A glorious romp through the international art world of the 1960s and
'70s
A New York Times Book Review 2019 holiday gift guide pick
The photographic duo Shunk and Kender created the defining images of the
international avant-garde of the 1960s and '70s. In late 1950s/early
1960s Paris, Shunk and Kender were close to the New Realist artists, and
as a result produced what remains probably their most famous photograph:
Leap into the Void, the portrait of Yves Klein jumping from a wall.
They also photographed Niki de Saint Phalle's famous gun performances
and the performance dinners of Daniel Spoerri. Established in New York
from 1967, Shunk and Kender photographed Andy Warhol and his Factory
entourage, recorded the performances of Yayoi Kusama, Trisha Brown and
many others, and participated in the avant-garde exhibitions of their
time, such as Pier 18 at the Museum of Modern Art (1971).
Much more than mere documentation, Shunk and Kender's photographs were
truly collaborative and participatory in spirit, and in many cases now
provide the sole evidence of the performances, happenings and other
unique events of that time.
This gorgeously produced, nearly 500-page volume from Xavier Barral
accompanies the first Shunk-Kender retrospective, held at the Centre
Pompidou, and is based on a selection of more than 10,000 vintage prints
from the Kandinsky Library, which entered into the Pompidou's collection
in 2008 through a donation from the Roy Lichtenstein Foundation.
Shunk-Kender: Art through the Eye of the Camera is the ultimate
account of the heady days of American and European postwar art, and a
defining example of that fascinating but rarely acknowledged
photographic genre: photography-of-art as art.
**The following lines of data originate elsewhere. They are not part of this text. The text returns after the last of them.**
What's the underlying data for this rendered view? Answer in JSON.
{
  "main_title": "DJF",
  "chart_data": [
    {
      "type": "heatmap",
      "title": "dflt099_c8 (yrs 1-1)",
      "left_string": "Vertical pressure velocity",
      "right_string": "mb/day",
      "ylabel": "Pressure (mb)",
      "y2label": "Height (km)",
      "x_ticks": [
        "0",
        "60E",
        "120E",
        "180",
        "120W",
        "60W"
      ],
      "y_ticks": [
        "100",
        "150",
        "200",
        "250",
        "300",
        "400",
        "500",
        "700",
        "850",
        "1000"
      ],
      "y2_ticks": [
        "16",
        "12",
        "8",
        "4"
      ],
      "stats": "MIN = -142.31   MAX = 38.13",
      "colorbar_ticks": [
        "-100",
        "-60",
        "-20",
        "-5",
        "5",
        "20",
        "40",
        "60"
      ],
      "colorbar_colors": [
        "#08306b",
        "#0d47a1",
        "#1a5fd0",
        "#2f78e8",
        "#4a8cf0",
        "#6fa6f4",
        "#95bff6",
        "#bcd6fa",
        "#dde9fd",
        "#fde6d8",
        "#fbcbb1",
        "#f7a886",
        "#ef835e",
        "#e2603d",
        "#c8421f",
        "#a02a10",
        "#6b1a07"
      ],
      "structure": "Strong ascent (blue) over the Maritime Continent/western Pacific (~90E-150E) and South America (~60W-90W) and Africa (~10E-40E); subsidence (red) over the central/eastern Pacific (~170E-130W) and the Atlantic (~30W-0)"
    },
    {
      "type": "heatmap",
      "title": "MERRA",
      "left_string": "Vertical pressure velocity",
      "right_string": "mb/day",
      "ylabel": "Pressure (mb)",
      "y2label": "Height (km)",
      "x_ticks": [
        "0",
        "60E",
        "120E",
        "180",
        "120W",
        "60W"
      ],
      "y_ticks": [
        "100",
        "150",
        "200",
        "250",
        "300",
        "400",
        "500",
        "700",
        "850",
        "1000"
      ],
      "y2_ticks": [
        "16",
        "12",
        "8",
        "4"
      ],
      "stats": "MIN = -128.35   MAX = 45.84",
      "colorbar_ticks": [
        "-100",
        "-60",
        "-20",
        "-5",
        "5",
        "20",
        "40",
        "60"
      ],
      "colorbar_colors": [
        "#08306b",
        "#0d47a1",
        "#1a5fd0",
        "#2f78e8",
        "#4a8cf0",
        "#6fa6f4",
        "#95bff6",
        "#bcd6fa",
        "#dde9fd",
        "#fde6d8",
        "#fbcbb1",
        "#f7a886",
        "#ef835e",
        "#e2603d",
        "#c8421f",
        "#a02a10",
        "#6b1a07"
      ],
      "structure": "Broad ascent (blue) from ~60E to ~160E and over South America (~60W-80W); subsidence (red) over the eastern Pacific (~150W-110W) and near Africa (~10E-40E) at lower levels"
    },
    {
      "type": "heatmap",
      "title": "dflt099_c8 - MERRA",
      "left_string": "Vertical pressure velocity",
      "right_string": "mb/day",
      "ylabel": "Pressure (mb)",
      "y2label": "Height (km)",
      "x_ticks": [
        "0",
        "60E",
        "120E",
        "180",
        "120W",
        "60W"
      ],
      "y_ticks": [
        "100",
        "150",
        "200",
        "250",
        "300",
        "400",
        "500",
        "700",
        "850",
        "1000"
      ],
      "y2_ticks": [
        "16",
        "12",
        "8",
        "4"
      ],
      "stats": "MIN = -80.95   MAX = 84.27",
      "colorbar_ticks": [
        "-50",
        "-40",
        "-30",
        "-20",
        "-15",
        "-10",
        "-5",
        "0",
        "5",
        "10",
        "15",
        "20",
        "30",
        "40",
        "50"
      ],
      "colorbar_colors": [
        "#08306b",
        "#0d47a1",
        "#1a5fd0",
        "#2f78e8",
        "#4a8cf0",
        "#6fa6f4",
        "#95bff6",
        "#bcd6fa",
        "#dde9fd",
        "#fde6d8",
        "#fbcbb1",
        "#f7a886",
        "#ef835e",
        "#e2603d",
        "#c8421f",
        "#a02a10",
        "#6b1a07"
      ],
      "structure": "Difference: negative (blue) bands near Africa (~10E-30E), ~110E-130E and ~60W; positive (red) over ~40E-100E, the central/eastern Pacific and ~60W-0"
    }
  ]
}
The German photographer Harry Shunk (1924-2006) and his Hungarian
partner János Kender (1938-2009) produced some of the most iconic
images of postwar European and American art. In 2013, the Museum of
Modern Art acquired over 600 works from the Shunk-Kender Photography
Collection as a gift of the Roy Lichtenstein Foundation. This donation
established a consortium across five institutions--the Getty Research
Institute, the National Gallery of Art, Centre Pompidou, Tate and
MoMA--that together received the full Shunk-Kender archive.